Shakes’ Find AllServes.org

“Shakes’ Find”

William Shakespeare

It seems this western incarnation of poetry had a crush. Or two...

Early in his career he crooned 18 sonnets urging some “lovely boy” to procreate. Perhaps the youngster complied, for Shakespeare’s next 108 sonnets are content simply to praise the youth’s virtues and the immortality of his beauty. Abruptly Will recalibrates and aims a closing 27 sonnets (most would say 28) to some “dark mistress.”

How confusing for biographers; what might have been Will’s sexual preference?

I shake my head that so many scholars of literature underestimate how relentlessly Will (a poet after all!) encases his sonnets in metaphor.

Then I chuckle how they miss his numerology. Or is it merely chance that when the digits of each sonnet group (18, 108, 27) and their total (153) are added... the result is always 9 (long considered by numerologist to be the number of completion)?

The scholars scoff. Yet I find our Will’s a playful tease.

The there’s another coincidence: that Sonnet 33 (numerologically considered a master number) speaks of the heavenly alchemy of the sovereign eye or heaven’s sun.

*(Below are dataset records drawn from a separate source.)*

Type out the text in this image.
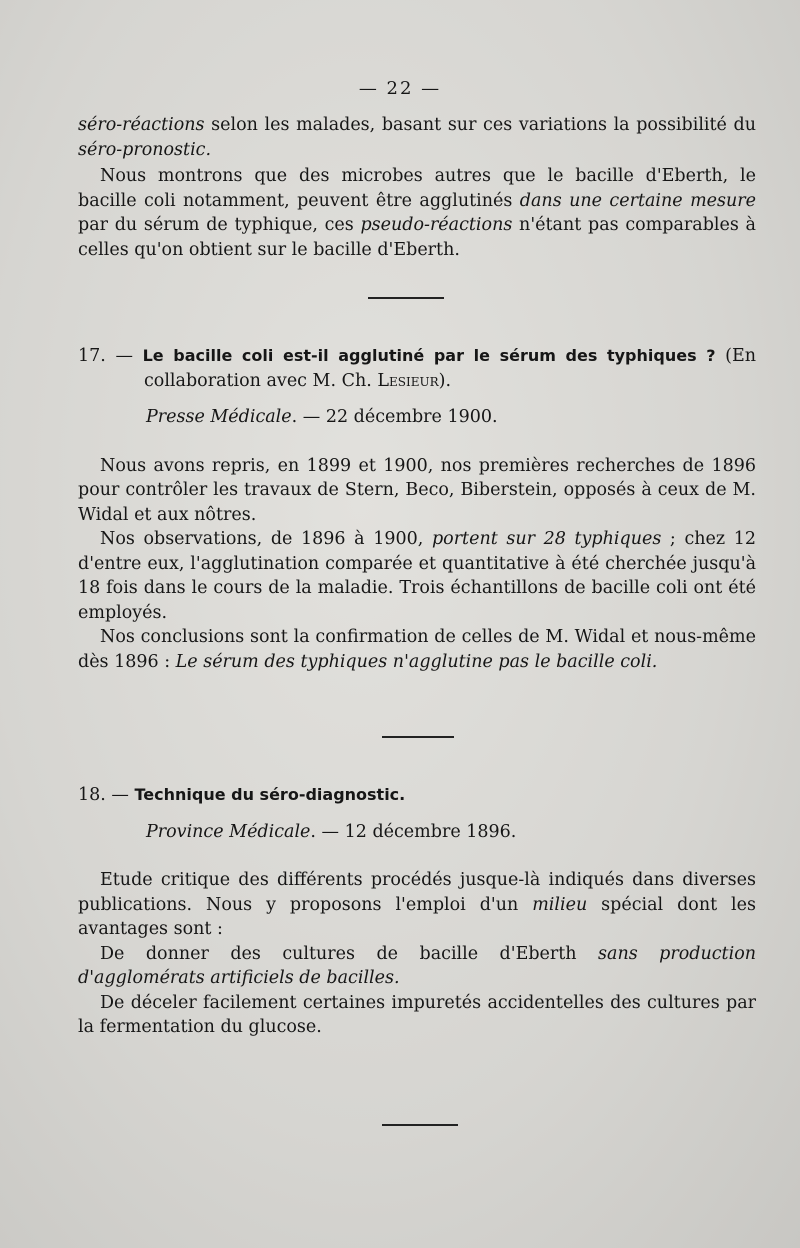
— 22 —

séro-réactions selon les malades, basant sur ces variations la possibilité du séro-pronostic.

Nous montrons que des microbes autres que le bacille d'Eberth, le bacille coli notamment, peuvent être agglutinés dans une certaine mesure par du sérum de typhique, ces pseudo-réactions n'étant pas comparables à celles qu'on obtient sur le bacille d'Eberth.

17. — Le bacille coli est-il agglutiné par le sérum des typhiques ? (En collaboration avec M. Ch. Lesieur).

Presse Médicale. — 22 décembre 1900.

Nous avons repris, en 1899 et 1900, nos premières recherches de 1896 pour contrôler les travaux de Stern, Beco, Biberstein, opposés à ceux de M. Widal et aux nôtres.

Nos observations, de 1896 à 1900, portent sur 28 typhiques ; chez 12 d'entre eux, l'agglutination comparée et quantitative à été cherchée jusqu'à 18 fois dans le cours de la maladie. Trois échantillons de bacille coli ont été employés.

Nos conclusions sont la confirmation de celles de M. Widal et nous-même dès 1896 : Le sérum des typhiques n'agglutine pas le bacille coli.

18. — Technique du séro-diagnostic.

Province Médicale. — 12 décembre 1896.

Etude critique des différents procédés jusque-là indiqués dans diverses publications. Nous y proposons l'emploi d'un milieu spécial dont les avantages sont :

De donner des cultures de bacille d'Eberth sans production d'agglomérats artificiels de bacilles.

De déceler facilement certaines impuretés accidentelles des cultures par la fermentation du glucose.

There is much to discuss about ‘suns’ and ‘stars’ in ‘the east’ (which in yoga refers to the forehead): wise men who follow a star in the east; and seekers whose ‘eyes’ should ‘be single.’

[We will find more Shakespeare enigmas and heresies that call upon our own enLightenment when we examine his spiritual explosion.]

Sonnet #17

Who will believe my verse in time to come,
If it were filled with your most high deserts?
Though yet heaven knows it is but as a tomb
Which hides your life, and shows not half your parts.

If I could write the beauty of your eyes,
And in fresh numbers number all your graces,
The age to come would say, “This poet lies;
Such heavenly touches ne’er touched earthly faces.”

So should my papers, yellowed with their age,
Be scorned, like old men of less truth than tongue,
And your true rights be termed a poet’s rage
And stretched metre of an antique song:

   But were some child of yours alive that time,
   You should live twice, in it, and in my rhyme.

Sonnet #18

Shall I compare thee to a summer’s day?
Thou art more lovely and more temperate:
Rough winds do shake the darling buds of May,
And summer’s lease hath all too short a date;

Sometime too hot the eye of heaven shines,
And often is his gold complexion dimm’d;
And every fair from fair sometime declines,
By chance or nature’s changing course untrimm’d;

But thy eternal summer shall not fade,
Nor lose possession of that fair thou ow’st;
Nor shall death brag thou wander’st in his shade,
When in eternal lines to time thou grow’st:

   So long as men can breathe or eyes can see,
   So long lives this, and this gives life to thee.

Sonnet #33

Full many a glorious morning have I seen
Flatter the mountain tops with sovereign eye,
Kissing with golden face the meadows green,
Gilding pale streams with heavenly alchemy;
Anon permit the basest clouds to ride
With ugly rack on his celestial face,
And from the forlorn world his visage hide,
Stealing unseen to west with this disgrace.
Even so my sun one early morn did shine
With all triumphant splendor on my brow;
But out alack! he was but one hour mine;
The region cloud hath masked him from me now.

   Yet him for this my love no whit disdaineth;
   Suns of the world may stain when heaven’s sun staineth.

Sonnet #116

Let me not to the marriage of true minds
Admit impediments; love is not love
Which alters when it alteration finds,
Or bends with the remover to remove.

O no, it is an ever-fixed mark
That looks on tempests and is never shaken;
It is the star to every wandering bark,
Whose worth’s unknown, although his height be taken.

Love’s not time’s fool, though rosy lips and cheeks
Within his bending sickle’s compass come;
Love alters not with his brief hours and weeks,
But bears it out even to the edge of doom.

If this be error and upon me proved,
    I never writ, nor no man ever loved.